Le secrétaire général de Force ouvrière, Yves Veyrier, a donc été invité à défendre la cause des salariés (et des travailleurs en général, mais les syndicats sont surtout intéressés par les salariés) devant le couple de serviteurs du Système habillés en journalistes.
« C’est pas le Système qui est en cause, c’est la politique économique »
Une baisse des allocations qui va concerner 800 000 demandeurs d’emploi
Veyrier a beau parler des « six millions de demandeurs d’emploi en catégorie A, B et C », le syndicalisme ne pèse plus assez lourd en France pour bloquer la roue du « progrès », ce capitalisme financier qui supplante le capitalisme de production. On a moins besoin de producteurs, et de toute façon ils sont moins chers ailleurs.
Le Grand Reset, puisque nous y sommes, ou au moins un pied, comme dans la tombe, c’est la précarisation du plus grand nombre avec l’incitation à l’individualisme – la « liberté » – , ce qui équivaut à décourager la formation de collectifs de résistance.
On écoute la collabo de service, qui vient au secours du gouvernement :
« Le gouvernement dit pourtant avoir pris en considération cette, cette crise sanitaire, pour mettre en place cette, cette réforme... »
La réponse de Veyrier montre qu’il croit encore au sens de la justice du politique en place :
« Cette réforme elle est à la fois à contresens et injuste, parce que elle va affecter les plus précaires, ceux qui enchaînent les petits boulots et qui auront du mal justement à garantir une allocation qui permette de boucler à peu près les fins de mois. Je dis bien à peu près parce qu’on est souvent sur des niveaux d’allocations pour les plus précaires qui sont inférieurs à mille euros. Donc perdre cent à deux cent euros selon les situations, voire plus, dans ces conditions, on se rend compte de la difficulté et de l’effet nocif de cette réforme. »
Non, ces baisses d’indemnisations que le MEDEF réclame depuis toujours ne sont nullement des dommages collatéraux de la réforme, mais bien leur objectif.

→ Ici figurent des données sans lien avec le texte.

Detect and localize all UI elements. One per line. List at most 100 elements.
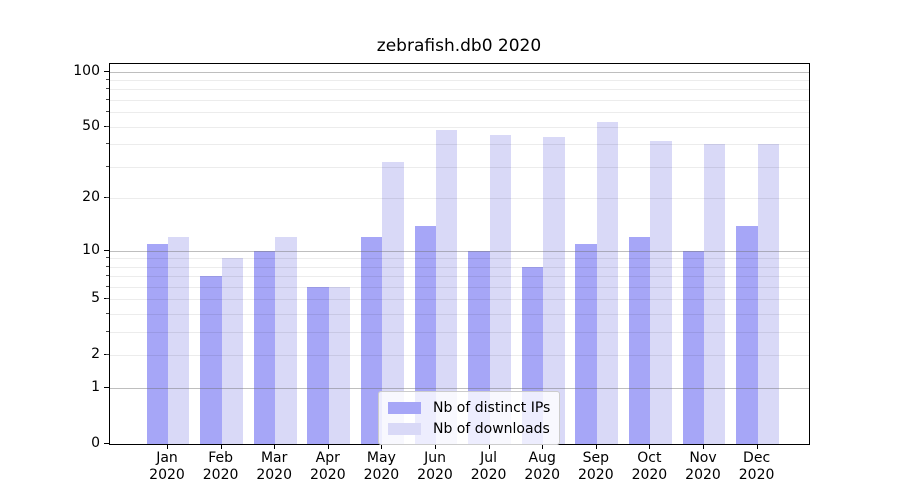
x-tick-label-line: Jun — [424, 450, 446, 466]
x-tick-label-jul-2020: Jul 2020 — [457, 450, 521, 484]
bar-jan-2020-nb-of-downloads — [168, 237, 190, 444]
gridline-minor-9 — [110, 258, 809, 260]
x-tick-label-line: Apr — [315, 450, 340, 466]
bar-nov-2020-nb-of-downloads — [704, 144, 726, 444]
x-tick-label-line: 2020 — [738, 467, 775, 483]
legend-label-downloads: Nb of downloads — [433, 420, 550, 437]
x-tick-label-line: 2020 — [470, 467, 507, 483]
gridline-minor-60 — [110, 112, 809, 114]
gridline-minor-6 — [110, 287, 809, 288]
x-tick-mark-apr-2020 — [327, 445, 329, 449]
gridline-minor-7 — [110, 276, 809, 278]
x-tick-label-line: Feb — [208, 450, 233, 466]
gridline-minor-5 — [110, 299, 809, 301]
bar-feb-2020-nb-of-distinct-ips — [200, 276, 222, 444]
x-tick-label-line: 2020 — [309, 467, 346, 483]
x-tick-label-line: Dec — [743, 450, 771, 466]
bar-feb-2020-nb-of-downloads — [221, 258, 243, 444]
bar-apr-2020-nb-of-downloads — [328, 287, 351, 444]
x-tick-label-line: May — [366, 450, 396, 466]
legend-row-distinct-ips: Nb of distinct IPs — [388, 397, 550, 418]
gridline-minor-4 — [110, 314, 809, 316]
y-tick-label-50: 50 — [82, 117, 100, 134]
gridline-minor-40 — [110, 144, 809, 146]
x-tick-mark-aug-2020 — [542, 445, 544, 449]
y-minor-tick-mark-2 — [106, 354, 109, 356]
x-tick-label-line: Nov — [689, 450, 717, 466]
y-minor-tick-mark-4 — [106, 313, 109, 315]
bar-nov-2020-nb-of-distinct-ips — [682, 250, 704, 444]
x-tick-label-line: 2020 — [685, 467, 721, 483]
chart-title: zebrafish.db0 2020 — [376, 36, 542, 56]
x-tick-label-line: Jan — [156, 450, 178, 466]
x-tick-label-line: 2020 — [631, 467, 668, 483]
x-tick-label-line: 2020 — [417, 467, 453, 483]
bar-may-2020-nb-of-distinct-ips — [361, 237, 383, 444]
legend-row-downloads: Nb of downloads — [388, 418, 550, 439]
x-tick-mark-jun-2020 — [435, 445, 436, 449]
x-tick-label-line: 2020 — [363, 467, 400, 483]
gridline-major-10 — [110, 250, 809, 252]
y-minor-tick-mark-70 — [106, 99, 109, 101]
y-tick-mark-0 — [104, 443, 109, 444]
x-tick-label-line: 2020 — [524, 467, 560, 483]
x-tick-label-jun-2020: Jun 2020 — [403, 450, 467, 484]
bar-jan-2020-nb-of-distinct-ips — [146, 243, 168, 444]
y-tick-mark-1 — [104, 387, 109, 389]
x-tick-label-line: 2020 — [256, 467, 292, 483]
x-tick-label-jan-2020: Jan 2020 — [135, 450, 199, 484]
bar-jun-2020-nb-of-downloads — [436, 130, 458, 444]
y-minor-tick-mark-6 — [106, 286, 109, 287]
y-minor-tick-mark-20 — [106, 197, 109, 199]
x-tick-mark-feb-2020 — [220, 445, 222, 449]
bar-mar-2020-nb-of-downloads — [275, 237, 297, 444]
x-tick-mark-mar-2020 — [274, 445, 276, 449]
gridline-minor-3 — [110, 332, 809, 334]
legend-swatch-downloads — [388, 422, 421, 435]
x-tick-label-feb-2020: Feb 2020 — [189, 450, 253, 484]
y-minor-tick-mark-5 — [106, 298, 109, 300]
bar-apr-2020-nb-of-distinct-ips — [307, 287, 329, 444]
gridline-minor-90 — [110, 80, 809, 81]
bar-jun-2020-nb-of-distinct-ips — [414, 225, 436, 444]
x-tick-mark-oct-2020 — [649, 445, 651, 449]
gridline-minor-50 — [110, 126, 809, 128]
x-tick-label-line: 2020 — [577, 467, 614, 483]
gridline-minor-70 — [110, 100, 809, 102]
x-tick-mark-sep-2020 — [595, 445, 597, 449]
x-tick-mark-jan-2020 — [167, 445, 168, 449]
y-tick-label-10: 10 — [82, 241, 100, 258]
gridline-major-1 — [110, 388, 809, 390]
bar-oct-2020-nb-of-distinct-ips — [629, 237, 651, 444]
bar-dec-2020-nb-of-distinct-ips — [736, 225, 758, 444]
y-minor-tick-mark-8 — [106, 265, 109, 267]
x-tick-mark-jul-2020 — [488, 445, 490, 449]
x-tick-label-line: 2020 — [202, 467, 239, 483]
y-minor-tick-mark-50 — [106, 125, 109, 127]
y-tick-label-20: 20 — [82, 189, 100, 206]
bar-oct-2020-nb-of-downloads — [650, 140, 672, 444]
plot-area: Nb of distinct IPs Nb of downloads — [109, 63, 810, 445]
legend-swatch-distinct-ips — [388, 401, 421, 414]
gridline-minor-30 — [110, 166, 809, 168]
gridline-minor-2 — [110, 355, 809, 357]
gridline-minor-80 — [110, 89, 809, 91]
x-tick-mark-nov-2020 — [703, 445, 704, 449]
y-minor-tick-mark-40 — [106, 143, 109, 145]
x-tick-mark-dec-2020 — [756, 445, 758, 449]
bar-sep-2020-nb-of-distinct-ips — [575, 243, 597, 444]
bar-dec-2020-nb-of-downloads — [757, 144, 779, 444]
y-tick-mark-100 — [104, 70, 109, 72]
y-minor-tick-mark-80 — [106, 88, 109, 90]
x-tick-label-dec-2020: Dec 2020 — [725, 450, 789, 484]
x-tick-mark-may-2020 — [381, 445, 383, 449]
bar-jul-2020-nb-of-downloads — [489, 135, 511, 444]
legend: Nb of distinct IPs Nb of downloads — [378, 391, 560, 445]
x-tick-label-may-2020: May 2020 — [349, 450, 413, 484]
x-tick-label-nov-2020: Nov 2020 — [671, 450, 735, 484]
bar-sep-2020-nb-of-downloads — [596, 122, 619, 444]
gridline-minor-8 — [110, 266, 809, 268]
x-tick-label-line: Mar — [260, 450, 288, 466]
x-tick-label-apr-2020: Apr 2020 — [296, 450, 360, 484]
y-minor-tick-mark-9 — [106, 257, 109, 259]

Nous sommes dans une situation à la britannique, avec un retour 40 ans en arrière, dans les sombres années Thatcher. La France a mieux résisté que sa voisine à la poussée néolibérale mais aujourd’hui, le mur de la protection sociale est en train de céder. Et tout va venir avec.
Pour aller plus loin, une vidéo de 72 minutes sur l’évolution du contrat de travail. Le sommaire de la vidéo figure sur le lien YouTube.
Dans le domaine du Travail (code, droit et contrat), un rapport récent a montré tout le vice de nos dirigeants, qui cherchent à imposer un nouveau modèle social, ou asocial. Il s’agit du rapport Frouin, dont le constat a été détourné par ceux qui l’ont commandé. Nous en parlons aujourd’hui succinctement mais il sera développé dans un article mêlant le droit et l’économie ultérieurement, car il symbolise la croisée des chemins.
Le magazine Cash Investigation, en revenant sur la grève des livreurs Deliveroo d’octobre 2018, annonce la couleur du futur de beaucoup de travailleurs, ou plutôt de précaires. C’est à cette sauce qu’ils seront mangés par le Système. Et recrachés, s’ils n’obéissent pas à ces nouvelles règles qui sont loin, très loin du droit du travail.